Copperfield makes the point that a little bit of knowledge for patients is dangerous, and any GP who has competed with Dr Google would agree.
I fear that this blood clotting issue could be the first major hindrance in what has so far been an exceptional vaccination programme. GPs are rightly warning about ‘causing panic’ among patients of all ages, and the workload implications of people with headaches turning up to general practice (and we have a useful guide here).
And I feel that the health authorities – even the calming Professor Jonathan Van-Tam – have handled this wrong. The slides demonstrating the risks were themselves harmful in the first place: first, they stripped out all potential outcomes of not having the vaccine other than ICU admissions – which ignores the risk of Long Covid, for example; second, those over the age of 30 won’t be comparing the risks of having the AZ vaccine with the risks of not having any vaccine – they will be comparing the risks of having the AZ vaccine with having Pfizer or Moderna, and they may well demand this; and third, the risks were presented at an individual level, when the real benefit of under-30s getting the vaccine is at a population level (as an aside, let’s reject any idea that the younger generations have been selfish during the pandemic – but presenting info like this will cause even the most altruistic to be concerned).

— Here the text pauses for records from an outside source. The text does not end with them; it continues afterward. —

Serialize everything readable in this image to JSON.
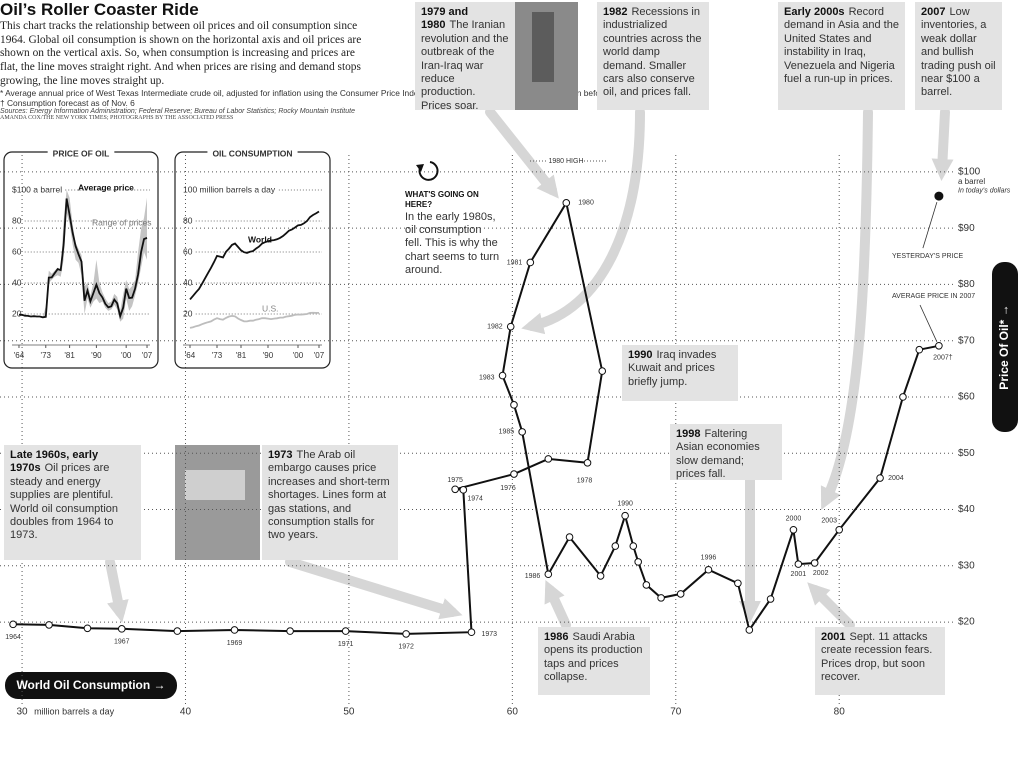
{
  "chart_data": [
    {
      "type": "scatter",
      "title": "Oil’s Roller Coaster Ride",
      "subtitle": "This chart tracks the relationship between oil prices and oil consumption since 1964.  Global oil consumption is shown on the horizontal axis and oil prices are shown on the vertical axis. So, when consumption is increasing and prices are flat, the line moves straight right. And when prices are rising and demand stops growing, the line moves straight up.",
      "x_title": "World Oil Consumption →",
      "x_label": "million barrels a day",
      "y_title": "Price Of Oil* →",
      "y_unit": "a barrel",
      "y_unit_note": "In today's dollars",
      "high_label": "1980 HIGH",
      "average_label": "AVERAGE PRICE IN 2007",
      "yesterday": {
        "label": "YESTERDAY'S PRICE",
        "x": 86.1,
        "value": 95.7
      },
      "color": "#111111",
      "grid": true,
      "xlim": [
        28.65,
        89.9
      ],
      "ylim": [
        2.6,
        103
      ],
      "xticks": [
        30,
        40,
        50,
        60,
        70,
        80
      ],
      "yticks": [
        {
          "value": 20,
          "label": "$20"
        },
        {
          "value": 30,
          "label": "$30"
        },
        {
          "value": 40,
          "label": "$40"
        },
        {
          "value": 50,
          "label": "$50"
        },
        {
          "value": 60,
          "label": "$60"
        },
        {
          "value": 70,
          "label": "$70"
        },
        {
          "value": 80,
          "label": "$80"
        },
        {
          "value": 90,
          "label": "$90"
        },
        {
          "value": 100,
          "label": "$100"
        }
      ],
      "x": [
        29.45,
        31.65,
        34.0,
        36.1,
        39.5,
        43.0,
        46.4,
        49.8,
        53.5,
        57.5,
        57.0,
        56.5,
        60.1,
        62.2,
        64.6,
        65.5,
        63.3,
        61.1,
        59.9,
        59.4,
        60.1,
        60.6,
        62.2,
        63.5,
        65.4,
        66.3,
        66.9,
        67.4,
        67.7,
        68.2,
        69.1,
        70.3,
        72.0,
        73.8,
        74.5,
        75.8,
        77.2,
        77.5,
        78.5,
        80.0,
        82.5,
        83.9,
        84.9,
        86.1
      ],
      "values": [
        19.6,
        19.5,
        18.9,
        18.8,
        18.4,
        18.6,
        18.4,
        18.4,
        17.9,
        18.2,
        43.5,
        43.6,
        46.3,
        49.0,
        48.3,
        64.6,
        94.5,
        83.9,
        72.5,
        63.8,
        58.6,
        53.8,
        28.5,
        35.1,
        28.2,
        33.5,
        38.9,
        33.5,
        30.7,
        26.6,
        24.3,
        25.0,
        29.3,
        26.9,
        18.6,
        24.1,
        36.4,
        30.3,
        30.5,
        36.4,
        45.6,
        60.0,
        68.4,
        69.1
      ],
      "point_labels": [
        "1964",
        null,
        null,
        "1967",
        null,
        "1969",
        null,
        "1971",
        "1972",
        "1973",
        "1974",
        "1975",
        "1976",
        null,
        "1978",
        null,
        "1980",
        "1981",
        "1982",
        "1983",
        null,
        "1985",
        "1986",
        null,
        null,
        null,
        "1990",
        null,
        null,
        null,
        null,
        null,
        "1996",
        null,
        null,
        null,
        "2000",
        "2001",
        "2002",
        "2003",
        "2004",
        null,
        null,
        "2007†"
      ],
      "annotations": [
        {
          "title": "1979 and 1980",
          "text": "The Iranian revolution and the outbreak of the Iran-Iraq war reduce production. Prices soar."
        },
        {
          "title": "1982",
          "text": "Recessions in industrialized countries across the world damp demand. Smaller cars also conserve oil, and prices fall."
        },
        {
          "title": "Early 2000s",
          "text": "Record demand in Asia and the United States and instability in Iraq, Venezuela and Nigeria fuel a run-up in prices."
        },
        {
          "title": "2007",
          "text": "Low inventories, a weak dollar and bullish trading push oil near $100 a barrel."
        },
        {
          "title": "WHAT'S GOING ON HERE?",
          "text": "In the early 1980s, oil consumption fell. This is why the chart seems to turn around."
        },
        {
          "title": "1990",
          "text": "Iraq invades Kuwait and prices briefly jump."
        },
        {
          "title": "1998",
          "text": "Faltering Asian economies slow demand; prices fall."
        },
        {
          "title": "Late 1960s, early 1970s",
          "text": "Oil prices are steady and energy supplies are plentiful. World oil consumption doubles from 1964 to 1973."
        },
        {
          "title": "1973",
          "text": "The Arab oil embargo causes price increases and short-term shortages. Lines form at gas stations, and consumption stalls for two years."
        },
        {
          "title": "1986",
          "text": "Saudi Arabia opens its production taps and prices collapse."
        },
        {
          "title": "2001",
          "text": "Sept. 11 attacks create recession fears. Prices drop, but soon recover."
        }
      ],
      "footnote": "* Average annual price of West Texas Intermediate crude oil, adjusted for inflation using the Consumer Price Index. Posted prices (not spot prices) are shown before 1983.",
      "footnote2": "† Consumption forecast as of Nov. 6",
      "source": "Sources: Energy Information Administration; Federal Reserve; Bureau of Labor Statistics; Rocky Mountain Institute",
      "credit": "AMANDA COX/THE NEW YORK TIMES; PHOTOGRAPHS BY THE ASSOCIATED PRESS"
    },
    {
      "type": "line",
      "title": "PRICE OF OIL",
      "xlim": [
        1963,
        2008
      ],
      "ylim": [
        0,
        100
      ],
      "xticks": [
        {
          "value": 1964,
          "label": "'64"
        },
        {
          "value": 1973,
          "label": "'73"
        },
        {
          "value": 1981,
          "label": "'81"
        },
        {
          "value": 1990,
          "label": "'90"
        },
        {
          "value": 2000,
          "label": "'00"
        },
        {
          "value": 2007,
          "label": "'07"
        }
      ],
      "yticks": [
        20,
        40,
        60,
        80,
        {
          "value": 100,
          "label": "$100 a barrel"
        }
      ],
      "grid": true,
      "x": [
        1964,
        1965,
        1966,
        1967,
        1968,
        1969,
        1970,
        1971,
        1972,
        1973,
        1974,
        1975,
        1976,
        1977,
        1978,
        1979,
        1980,
        1981,
        1982,
        1983,
        1984,
        1985,
        1986,
        1987,
        1988,
        1989,
        1990,
        1991,
        1992,
        1993,
        1994,
        1995,
        1996,
        1997,
        1998,
        1999,
        2000,
        2001,
        2002,
        2003,
        2004,
        2005,
        2006,
        2007
      ],
      "series": [
        {
          "name": "Range of prices",
          "color": "#c4c4c4",
          "low": [
            19,
            19,
            18.5,
            18.5,
            18,
            18,
            18,
            18,
            18,
            19,
            40,
            42,
            44,
            45,
            44,
            55,
            85,
            78,
            65,
            55,
            53,
            45,
            20,
            30,
            24,
            28,
            30,
            27,
            28,
            24,
            22,
            23,
            26,
            23,
            15,
            17,
            30,
            22,
            25,
            32,
            40,
            50,
            60,
            55
          ],
          "high": [
            19,
            19,
            18.5,
            18.5,
            18,
            18,
            18,
            18,
            18,
            25,
            48,
            46,
            48,
            50,
            48,
            80,
            100,
            95,
            78,
            66,
            62,
            58,
            38,
            40,
            32,
            40,
            55,
            40,
            34,
            30,
            27,
            28,
            33,
            31,
            22,
            33,
            42,
            36,
            38,
            42,
            60,
            75,
            82,
            95
          ]
        },
        {
          "name": "Average price",
          "color": "#111111",
          "values": [
            19.6,
            19.5,
            18.9,
            18.8,
            18.4,
            18.6,
            18.4,
            18.4,
            17.9,
            18.2,
            43.5,
            43.6,
            46.3,
            49.0,
            48.3,
            64.6,
            94.5,
            83.9,
            72.5,
            63.8,
            58.6,
            53.8,
            28.5,
            35.1,
            28.2,
            33.5,
            38.9,
            33.5,
            30.7,
            26.6,
            24.3,
            25.0,
            29.3,
            26.9,
            18.6,
            24.1,
            36.4,
            30.3,
            30.5,
            36.4,
            45.6,
            60.0,
            68.4,
            69.1
          ]
        }
      ]
    },
    {
      "type": "line",
      "title": "OIL CONSUMPTION",
      "xlim": [
        1963,
        2008
      ],
      "ylim": [
        0,
        100
      ],
      "xticks": [
        {
          "value": 1964,
          "label": "'64"
        },
        {
          "value": 1973,
          "label": "'73"
        },
        {
          "value": 1981,
          "label": "'81"
        },
        {
          "value": 1990,
          "label": "'90"
        },
        {
          "value": 2000,
          "label": "'00"
        },
        {
          "value": 2007,
          "label": "'07"
        }
      ],
      "yticks": [
        20,
        40,
        60,
        80,
        {
          "value": 100,
          "label": "100 million barrels a day"
        }
      ],
      "grid": true,
      "x": [
        1964,
        1965,
        1966,
        1967,
        1968,
        1969,
        1970,
        1971,
        1972,
        1973,
        1974,
        1975,
        1976,
        1977,
        1978,
        1979,
        1980,
        1981,
        1982,
        1983,
        1984,
        1985,
        1986,
        1987,
        1988,
        1989,
        1990,
        1991,
        1992,
        1993,
        1994,
        1995,
        1996,
        1997,
        1998,
        1999,
        2000,
        2001,
        2002,
        2003,
        2004,
        2005,
        2006,
        2007
      ],
      "series": [
        {
          "name": "World",
          "color": "#111111",
          "values": [
            29.45,
            31.65,
            34.0,
            36.1,
            39.5,
            43.0,
            46.4,
            49.8,
            53.5,
            57.5,
            57.0,
            56.5,
            60.1,
            62.2,
            64.6,
            65.5,
            63.3,
            61.1,
            59.9,
            59.4,
            60.1,
            60.6,
            62.2,
            63.5,
            65.4,
            66.3,
            66.9,
            67.4,
            67.7,
            68.2,
            69.1,
            70.3,
            72.0,
            73.8,
            74.5,
            75.8,
            77.2,
            77.5,
            78.5,
            80.0,
            82.5,
            83.9,
            84.9,
            86.1
          ]
        },
        {
          "name": "U.S.",
          "color": "#bdbdbd",
          "values": [
            11.0,
            11.5,
            12.1,
            12.6,
            13.4,
            14.1,
            14.7,
            15.2,
            16.4,
            17.3,
            16.7,
            16.3,
            17.5,
            18.4,
            18.8,
            18.5,
            17.1,
            16.1,
            15.3,
            15.2,
            15.7,
            15.7,
            16.3,
            16.7,
            17.3,
            17.3,
            17.0,
            16.7,
            17.0,
            17.2,
            17.7,
            17.7,
            18.3,
            18.6,
            18.9,
            19.5,
            19.7,
            19.6,
            19.8,
            20.0,
            20.7,
            20.8,
            20.7,
            20.7
          ]
        }
      ]
    }
  ]
}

This is without even mentioning the psychological factors around the ‘definite’ risks of actively having the vaccine v the ‘theoretical’ risks of catching Covid, or the autonomy patients have when they decide to start taking the contraceptive pill, for example, against the pressure being placed on them to have the Covid vaccine.
But following this up with advice that under-30s should not be given AZ simply caused unnecessary fear. As many have pointed out, the risks are lower than for many other medications (though I would say pointing out the risks of other medication don’t help – my wife, also a healthcare journalist, is currently writing a piece about how women’s health groups are worried the constant comparisons with the contraception pill are beginning to affect their uptake).
This might not be fashionable to say, but a paternalistic approach might have been best in this case: no pause on the vaccines; telling patients there are risks associated with every medication, but the risks of not taking medication are higher, regardless of the age; anyone who has risk factors should be given a different vaccine; the red flags should be spelt out clearly, with NHS 111 for example ready to deal with this.
Or, in other words, deal with it in exactly the same way you deal with less high profile medication.